Eisenstein Criterion with a twist

Solution 1:

Here is the standard proof, mentioned by Arturo and Gerry

$$P(x)=\frac{x^p-1}{x-1} \,.$$

Then

$$P(x+1) = \frac{(x+1)^p-1}{x} =\frac{ \sum_{k=0}^p \binom{p}{k}x^p -1}{x}=x^{p-1} \sum_{k=1}^{p-1} \binom{p}{k}x^{k-1} \,.$$

It is trivial to show that $p| \binom{p}{k}$ for all $1 \leq k \leq p$ and that $p^2 \nmid \binom{p}{1}$, thus Eisenstein Criteria can be applied.
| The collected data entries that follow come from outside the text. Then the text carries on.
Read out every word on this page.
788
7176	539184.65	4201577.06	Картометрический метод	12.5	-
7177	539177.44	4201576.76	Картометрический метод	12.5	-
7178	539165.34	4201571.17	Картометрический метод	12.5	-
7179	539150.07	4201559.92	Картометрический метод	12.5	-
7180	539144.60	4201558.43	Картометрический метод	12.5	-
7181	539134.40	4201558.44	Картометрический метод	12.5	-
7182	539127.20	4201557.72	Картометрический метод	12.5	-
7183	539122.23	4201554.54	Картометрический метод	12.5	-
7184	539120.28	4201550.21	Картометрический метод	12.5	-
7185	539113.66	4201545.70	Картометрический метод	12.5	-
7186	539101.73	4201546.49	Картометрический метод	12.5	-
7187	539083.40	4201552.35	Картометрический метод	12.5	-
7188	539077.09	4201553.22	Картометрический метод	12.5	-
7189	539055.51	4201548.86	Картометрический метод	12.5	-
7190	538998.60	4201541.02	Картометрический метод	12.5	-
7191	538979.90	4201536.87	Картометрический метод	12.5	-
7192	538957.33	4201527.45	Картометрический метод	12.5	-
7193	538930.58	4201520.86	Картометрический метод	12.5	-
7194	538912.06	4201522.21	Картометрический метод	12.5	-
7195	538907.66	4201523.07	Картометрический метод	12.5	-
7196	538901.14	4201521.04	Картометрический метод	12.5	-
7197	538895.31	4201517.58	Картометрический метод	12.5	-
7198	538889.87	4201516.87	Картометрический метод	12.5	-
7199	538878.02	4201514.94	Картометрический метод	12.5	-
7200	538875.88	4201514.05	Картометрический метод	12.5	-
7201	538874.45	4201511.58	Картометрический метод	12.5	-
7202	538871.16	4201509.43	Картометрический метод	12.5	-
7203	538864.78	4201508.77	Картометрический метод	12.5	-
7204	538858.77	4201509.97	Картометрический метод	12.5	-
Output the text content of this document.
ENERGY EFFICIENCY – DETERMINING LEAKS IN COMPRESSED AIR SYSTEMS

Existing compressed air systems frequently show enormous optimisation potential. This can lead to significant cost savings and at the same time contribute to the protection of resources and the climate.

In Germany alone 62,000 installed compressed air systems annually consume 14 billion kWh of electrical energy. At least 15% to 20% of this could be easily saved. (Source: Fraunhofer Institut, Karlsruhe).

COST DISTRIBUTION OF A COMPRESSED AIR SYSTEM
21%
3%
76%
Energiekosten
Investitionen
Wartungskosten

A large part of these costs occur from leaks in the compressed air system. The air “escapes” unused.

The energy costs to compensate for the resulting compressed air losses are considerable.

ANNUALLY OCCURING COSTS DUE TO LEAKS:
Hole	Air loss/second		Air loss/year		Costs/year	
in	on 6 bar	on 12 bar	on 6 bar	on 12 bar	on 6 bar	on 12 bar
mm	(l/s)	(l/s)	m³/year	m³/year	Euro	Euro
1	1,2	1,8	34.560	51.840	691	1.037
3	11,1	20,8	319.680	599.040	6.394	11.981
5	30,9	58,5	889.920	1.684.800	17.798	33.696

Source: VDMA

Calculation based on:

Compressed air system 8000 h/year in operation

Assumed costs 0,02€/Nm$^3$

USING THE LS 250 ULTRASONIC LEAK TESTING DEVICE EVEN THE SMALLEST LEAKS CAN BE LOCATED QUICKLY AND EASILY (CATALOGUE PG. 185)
Since $P(x+1)$ is irreducible, we have $P(x)$ is also irreducible...

Solution 2:

Writing down Arturo's answer: if $\,f(x):=x^{p-1}+x^{p-2}+...+x+1\,$ , then $$f(x+1)=(x+1)^{p-1}+(x+1)^{p-2}+...+(x+1)+1=$$ $$=\sum_{k=0}^{p-1}\binom {p-1}{k}x^k+\sum_{k=0}^{p-2}\binom{p-2}{k}x^k+\ldots+\sum_{k=0}^1\binom{1}{k}x^k+\sum_{k=0}^0\binom{0}{0}x^k$$

so the coefficient of $\,x^j\,\,,\,0\leq j\leq p-1\,$ , in the above is: $$\sum_{m=1}^{p-j}\binom{p-m}{j}=\sum_{m=0}^{p-1-j}\binom{j+m}{j}\,\text{, and, of course, }\,\,\binom{t}{r}=0\,\,\text{whenever}\,\,r>t $$

We shall prove by induction on $\,j\,$ that the above coefficient is divisible by $\,p\,$:

$$ ==\,\,\text{For}\,\,j=0:\,\,\sum_{m=0}^{p-1}\binom{m}{0}=\sum_{m=0}^{p-1}\,1=p$$

Assume now for $\,l\leq j-1\,$ and we shall prove for $\,l=j\,$ . We use the basic identity $$\binom{a+1}{b+1}=\binom{a}{b+1}+\binom{a}{b}\,:$$

$$\sum_{m=0}^{p-1-k}\binom{m+j}{j}=\sum_{m=0}^{p-1-j}\binom{m+j-1}{j}+\sum_{m=0}^{p-1-j}\binom{m+j-1}{j-1}=$$

$$\sum_{m=0}^{p-j}\binom{m+j-1}{j}-\binom{p-1}{j}+\sum_{m=0}^{p-j}\binom{m+j-1}{j-1}-\binom{p-1}{j-1}\;\;\;(**)$$

The third sum above is divisible by $\,p\,$ by the inductive hypthesis, also:

$$\binom{p-1}{j}+\binom{p-1}{j-1}=\binom{p}{j}=p\cdot\frac{(p-j+1)(p-j+2)\cdot\ldots\cdot(p-1)}{j!}$$ is divisible by $\,p\,$ , and making the substitution $\,j\to t-1\,$ in the first sum in (**) we get

$$\sum_{m=0}^{p-j}\binom{m+j-1}{j}\to\sum_{m=0}^{p-t+1}\binom{m+t-2}{t-1}=\sum_{m=0}^{p-t}\binom{m+t-1}{t-1}$$ Which again is the same sum as in $\,(**)\,$ and the inductive hypothesis again gives divisibility by $\,p\,$, getting thus that the whole expression (**) is divisible by $\,p\,$